Tarihler 90’Iarı gösterdiğinde dünya hâlâ 80’lerin çılgın gece partilerinin etkisindeydi.
Abartı gitmiş, sağduyu gelmiş ve eğlenceli hızlı hatchback’ler tükenmekte olan türler arasında yerini almıştı. Başarılı bir Formula 1 takımı bile bir önceki 10 yılın umursamazlığı nedeniyle bu kadar vahşi bileşenler kullanmayı düşünmüyordu. Asıl soru, bunun bir önemi olup olmadığıydı.
Konu, Renault Clio Williams. Genel kanı, eğer abartıdan biraz uzaklaşıp birlikte yaşaması daha kolay bir otomobil üretirseniz, ortaya daha az eğlenceli ama daha fazla kullandığınız için daha fazla mutlu olacağınız bir otomobil çıkacağı yönündeydi. Williams bu durumu harika şekilde yansıttı. Onu 205 ile karşılaştırma eğilimi, onun da Fransız olmasından ve benzer bir düzene sahip olmasından kaynaklanıyor.
Williams daha konforlu, daha kaliteli, daha sessizdi. Bunlar dışında güçlü olduğu bir yönü yoktu ama bütün bunları istekli bir sürüşle sundu.
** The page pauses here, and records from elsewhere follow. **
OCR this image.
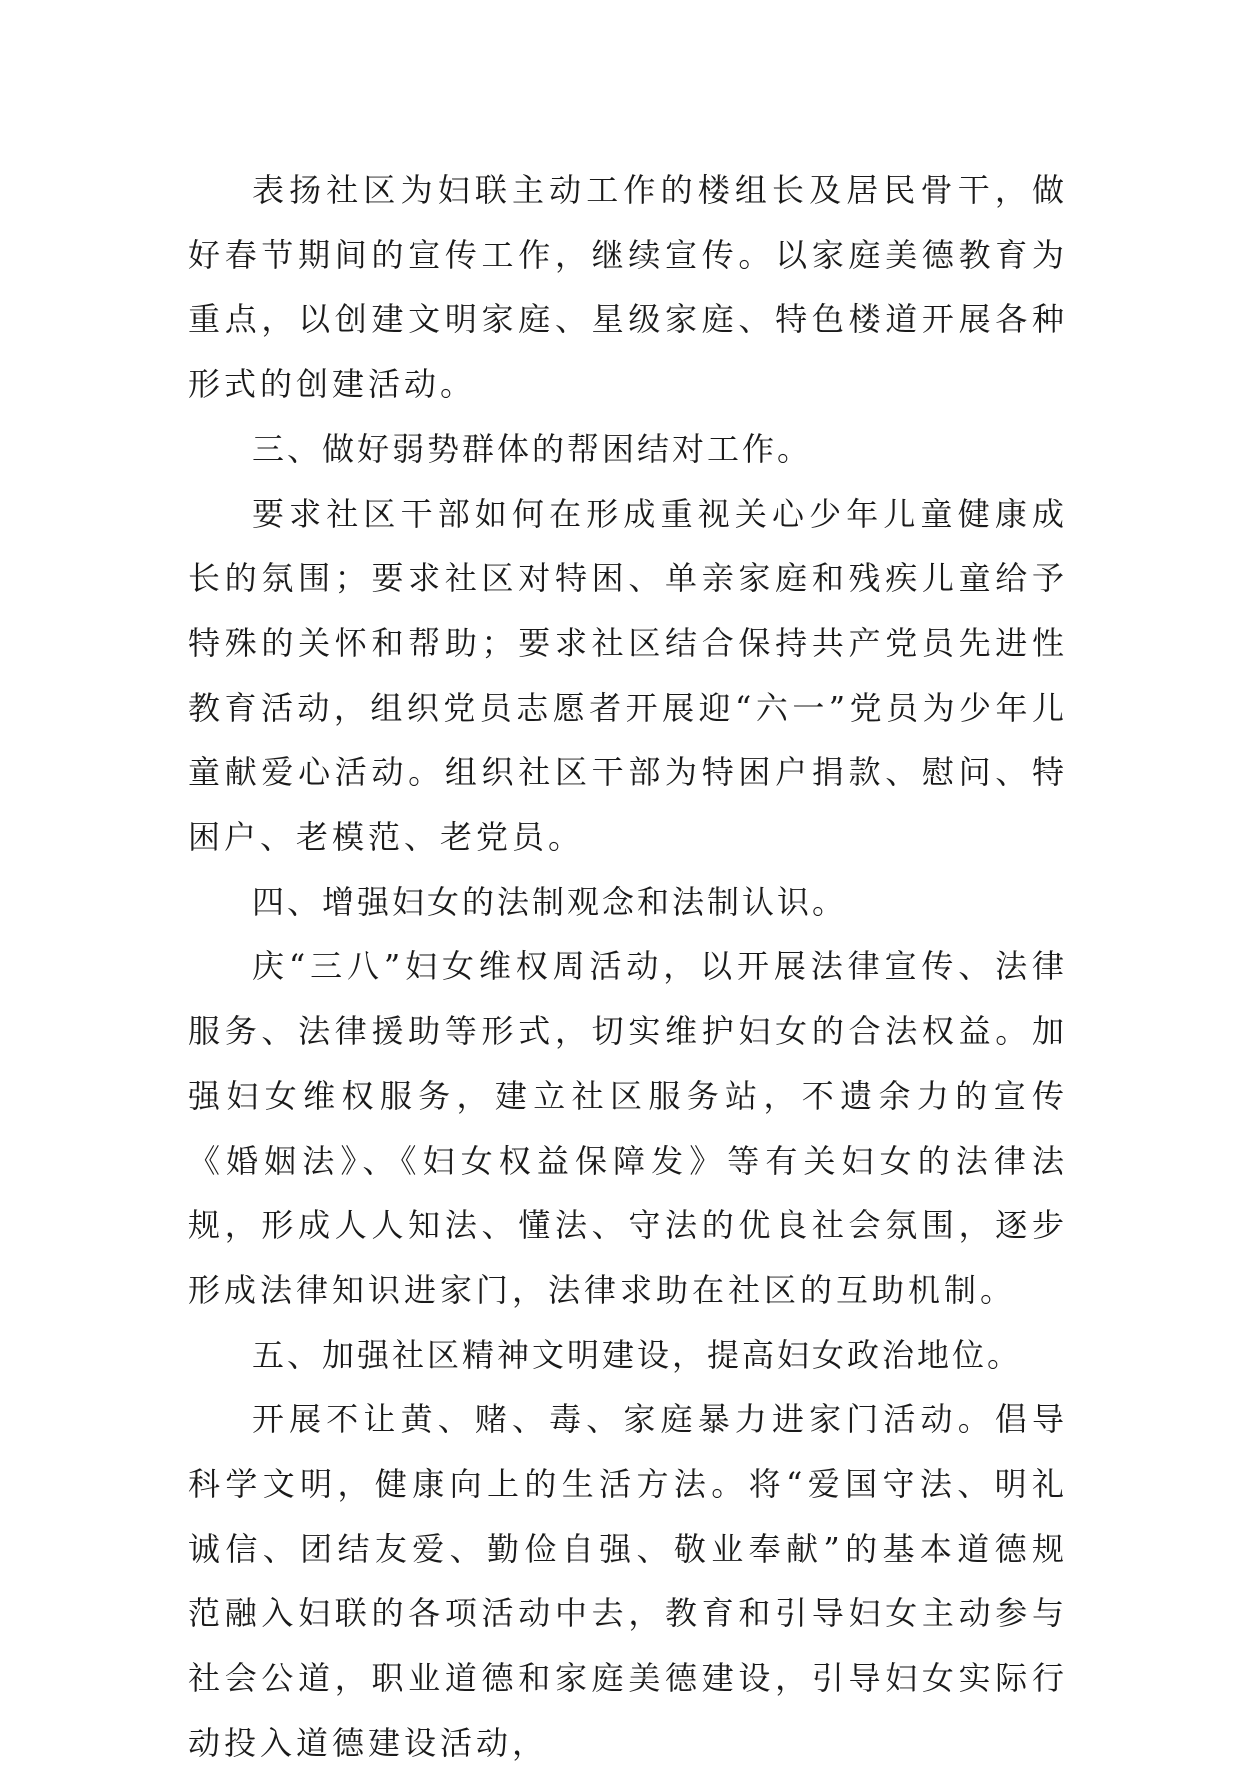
表扬社区为妇联主动工作的楼组长及居民骨干，做好春节期间的宣传工作，继续宣传。以家庭美德教育为重点，以创建文明家庭、星级家庭、特色楼道开展各种形式的创建活动。

三、做好弱势群体的帮困结对工作。

要求社区干部如何在形成重视关心少年儿童健康成长的氛围；要求社区对特困、单亲家庭和残疾儿童给予特殊的关怀和帮助；要求社区结合保持共产党员先进性教育活动，组织党员志愿者开展迎“六一”党员为少年儿童献爱心活动。组织社区干部为特困户捐款、慰问、特困户、老模范、老党员。

四、增强妇女的法制观念和法制认识。

庆“三八”妇女维权周活动，以开展法律宣传、法律服务、法律援助等形式，切实维护妇女的合法权益。加强妇女维权服务，建立社区服务站，不遗余力的宣传《婚姻法》、《妇女权益保障发》等有关妇女的法律法规，形成人人知法、懂法、守法的优良社会氛围，逐步形成法律知识进家门，法律求助在社区的互助机制。

五、加强社区精神文明建设，提高妇女政治地位。

开展不让黄、赌、毒、家庭暴力进家门活动。倡导科学文明，健康向上的生活方法。将“爱国守法、明礼诚信、团结友爱、勤俭自强、敬业奉献”的基本道德规范融入妇联的各项活动中去，教育和引导妇女主动参与社会公道，职业道德和家庭美德建设，引导妇女实际行动投入道德建设活动，
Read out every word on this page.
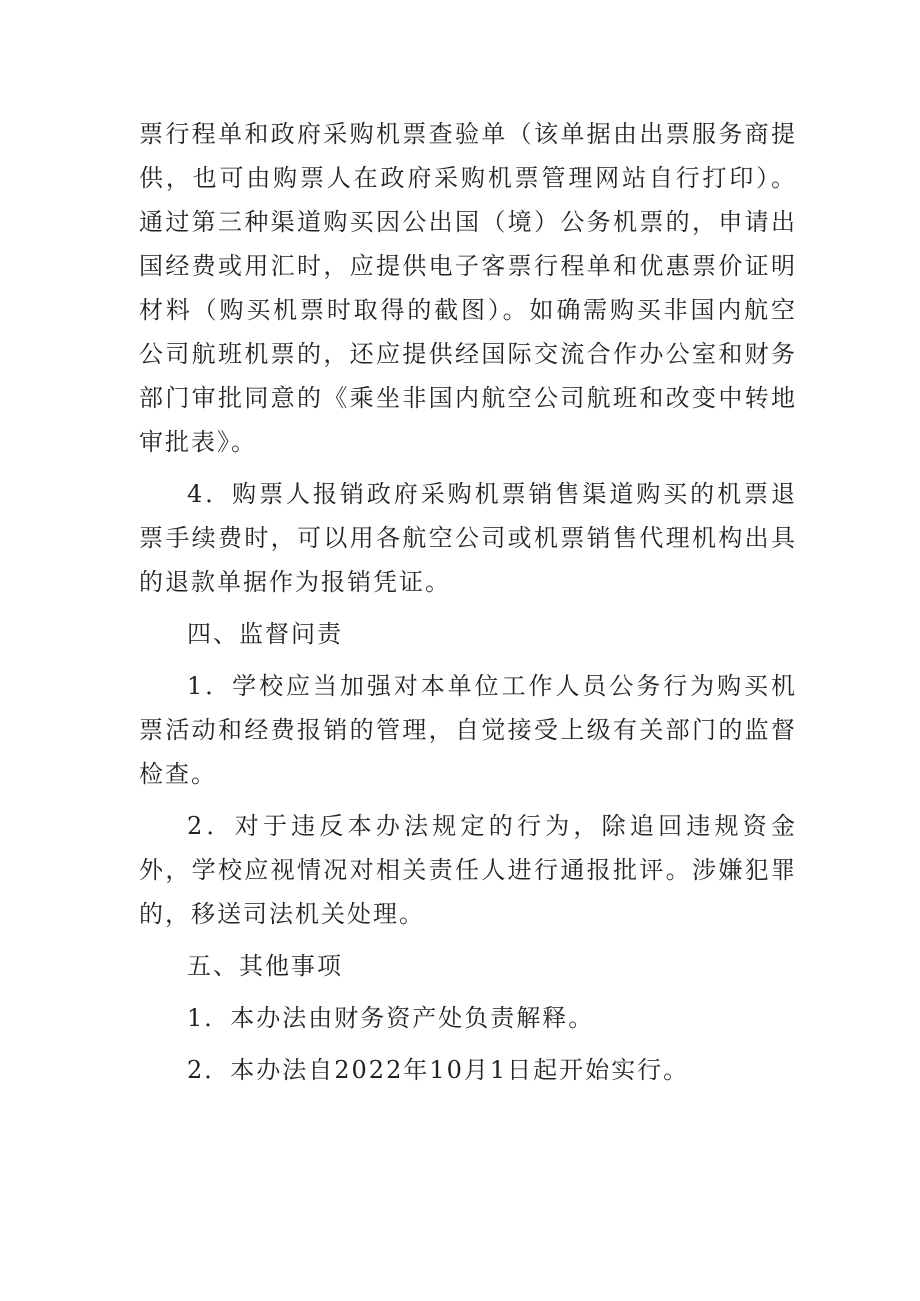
票行程单和政府采购机票查验单（该单据由出票服务商提供，也可由购票人在政府采购机票管理网站自行打印）。通过第三种渠道购买因公出国（境）公务机票的，申请出国经费或用汇时，应提供电子客票行程单和优惠票价证明材料（购买机票时取得的截图）。如确需购买非国内航空公司航班机票的，还应提供经国际交流合作办公室和财务部门审批同意的《乘坐非国内航空公司航班和改变中转地审批表》。

4．购票人报销政府采购机票销售渠道购买的机票退票手续费时，可以用各航空公司或机票销售代理机构出具的退款单据作为报销凭证。

四、监督问责

1．学校应当加强对本单位工作人员公务行为购买机票活动和经费报销的管理，自觉接受上级有关部门的监督检查。

2．对于违反本办法规定的行为，除追回违规资金外，学校应视情况对相关责任人进行通报批评。涉嫌犯罪的，移送司法机关处理。

五、其他事项

1．本办法由财务资产处负责解释。

2．本办法自2022年10月1日起开始实行。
Üstelik Peugeot’dan daha hızlıydı. 205 etrafta kayarken , Clio’nun süspansiyonu öyle dengeliydi ki , 205'in parmak uçlarında döndüğü virajlardan akıp gidebilirdiniz. İlginç bir otomobildi. Golf'ün büyük atmosferik motorunun ön tekerlekleri beş ileri şanzımanla döndürdüğü düzen değiştirilmeden kullanılmıştı. Hangi Williams’ın alınması gerektiği sorusunaysa; Orijinalinin daha hafif ve saf olduğunu, Williams 2’nin daha uygun fiyatlı olduğunu, Williams 3’ünse daha nadir olduğunu söyleyerek cevap verebiliriz. Hepsi harika. Bu nedenle paranız hangisine yetiyorsa onu alın.